Still. I like the source material as it is. So what follows here is my own attempt at completing the poem, in which I have deemed fit to build upon the words and works of Robert A. Heinlein, C.L. Moore, Henry Kuttner and Chuck Rein. With my gratitude and most humble admiration, needless to say.
The Green Hills of Earth
Original words by Robert A. Heinlein, C.L. Moore and Henry Kuttner. Additional words by Chuck Rein. Some minor additions and editing by Victor van der Sterren.

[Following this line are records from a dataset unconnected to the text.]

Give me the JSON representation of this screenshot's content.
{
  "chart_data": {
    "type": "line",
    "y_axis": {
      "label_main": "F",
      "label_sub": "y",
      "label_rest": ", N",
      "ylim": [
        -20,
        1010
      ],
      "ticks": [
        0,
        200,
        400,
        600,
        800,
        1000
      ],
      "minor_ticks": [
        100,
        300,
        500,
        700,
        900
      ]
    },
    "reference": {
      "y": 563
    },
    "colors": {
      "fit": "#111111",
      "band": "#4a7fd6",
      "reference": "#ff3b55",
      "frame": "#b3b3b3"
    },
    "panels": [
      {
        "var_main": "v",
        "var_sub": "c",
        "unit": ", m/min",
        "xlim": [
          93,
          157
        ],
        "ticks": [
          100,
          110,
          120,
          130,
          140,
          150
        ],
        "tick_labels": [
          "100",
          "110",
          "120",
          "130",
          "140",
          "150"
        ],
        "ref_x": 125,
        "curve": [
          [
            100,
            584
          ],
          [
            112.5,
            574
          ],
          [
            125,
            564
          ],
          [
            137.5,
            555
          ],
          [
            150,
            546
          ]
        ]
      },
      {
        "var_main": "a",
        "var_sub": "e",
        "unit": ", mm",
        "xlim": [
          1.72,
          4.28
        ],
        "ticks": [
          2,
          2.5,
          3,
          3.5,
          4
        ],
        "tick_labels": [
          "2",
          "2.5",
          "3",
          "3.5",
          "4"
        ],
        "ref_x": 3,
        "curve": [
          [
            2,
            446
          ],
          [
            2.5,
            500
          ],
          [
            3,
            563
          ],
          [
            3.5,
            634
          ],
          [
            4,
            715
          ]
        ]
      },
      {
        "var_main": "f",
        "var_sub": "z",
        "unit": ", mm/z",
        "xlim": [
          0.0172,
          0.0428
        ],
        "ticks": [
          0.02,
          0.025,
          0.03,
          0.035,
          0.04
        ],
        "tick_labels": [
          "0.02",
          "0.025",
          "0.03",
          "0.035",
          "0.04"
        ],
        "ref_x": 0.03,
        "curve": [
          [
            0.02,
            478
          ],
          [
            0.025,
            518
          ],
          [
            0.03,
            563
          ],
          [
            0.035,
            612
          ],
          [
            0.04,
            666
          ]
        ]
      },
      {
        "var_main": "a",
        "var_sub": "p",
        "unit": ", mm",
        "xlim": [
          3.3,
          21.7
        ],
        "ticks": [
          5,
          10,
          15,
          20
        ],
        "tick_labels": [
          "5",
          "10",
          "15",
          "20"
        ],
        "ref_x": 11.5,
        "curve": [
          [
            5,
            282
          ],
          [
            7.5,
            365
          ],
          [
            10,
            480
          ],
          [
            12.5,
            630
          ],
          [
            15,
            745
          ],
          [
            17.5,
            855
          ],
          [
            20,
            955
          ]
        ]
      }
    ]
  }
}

The arching sky is calling
Spacemen back to their trade.
All hands! Stand by! Free falling!
And the lights below us fade.
Out ride the sons of Terra,
Far drives the thundering jet,
Up leaps a race of Earthmen,
Out, far, and onward yet —
The stars that shine around us
Are torches on the road
The Black, extending outward,
Is with great peril sowed.
We embark on our adventure —
Return and count the losses worth
To see across the darkness
The cool, green hills of Earth.
We rot in the molds of Venus,
We retch at her tainted breath.
Foul are her flooded jungles,
Crawling with unclean death.
Let the sweet fresh breezes heal me
As they rove around the girth
Of our lovely mother planet
Of the cool, green hills of Earth.
The harsh bright soil of Luna,
Silent and dead as the grave,
Holds not the souls of Earthmen
Whose lives for Earth's they gave.
Across the seas of darkness
The good green Earth is bright —
Oh, Star that was my homeland
Shine down on me tonight.
The rust-red Martian deserts,
Her lonely wandering sands,
Are naught but lifeless visions
To who on her surface stands.
My heart turns home in longing
Across the voids between,
To know beyond the spaceways
The hills of Earth are green.
We, in the frozen nights of Titan,
Dream of Saturn's rainbow rings.
Yet in all our waking hours
It's the Earth alone that sings.
We've tried each spinning space mote
And reckoned its true worth:
Take us back again to the homes of men
On the cool, green hills of Earth.
We pray for one last landing
On the globe that gave us birth;
Let us rest our eyes on the fleecy skiesAnd the cool, green hills of Earth.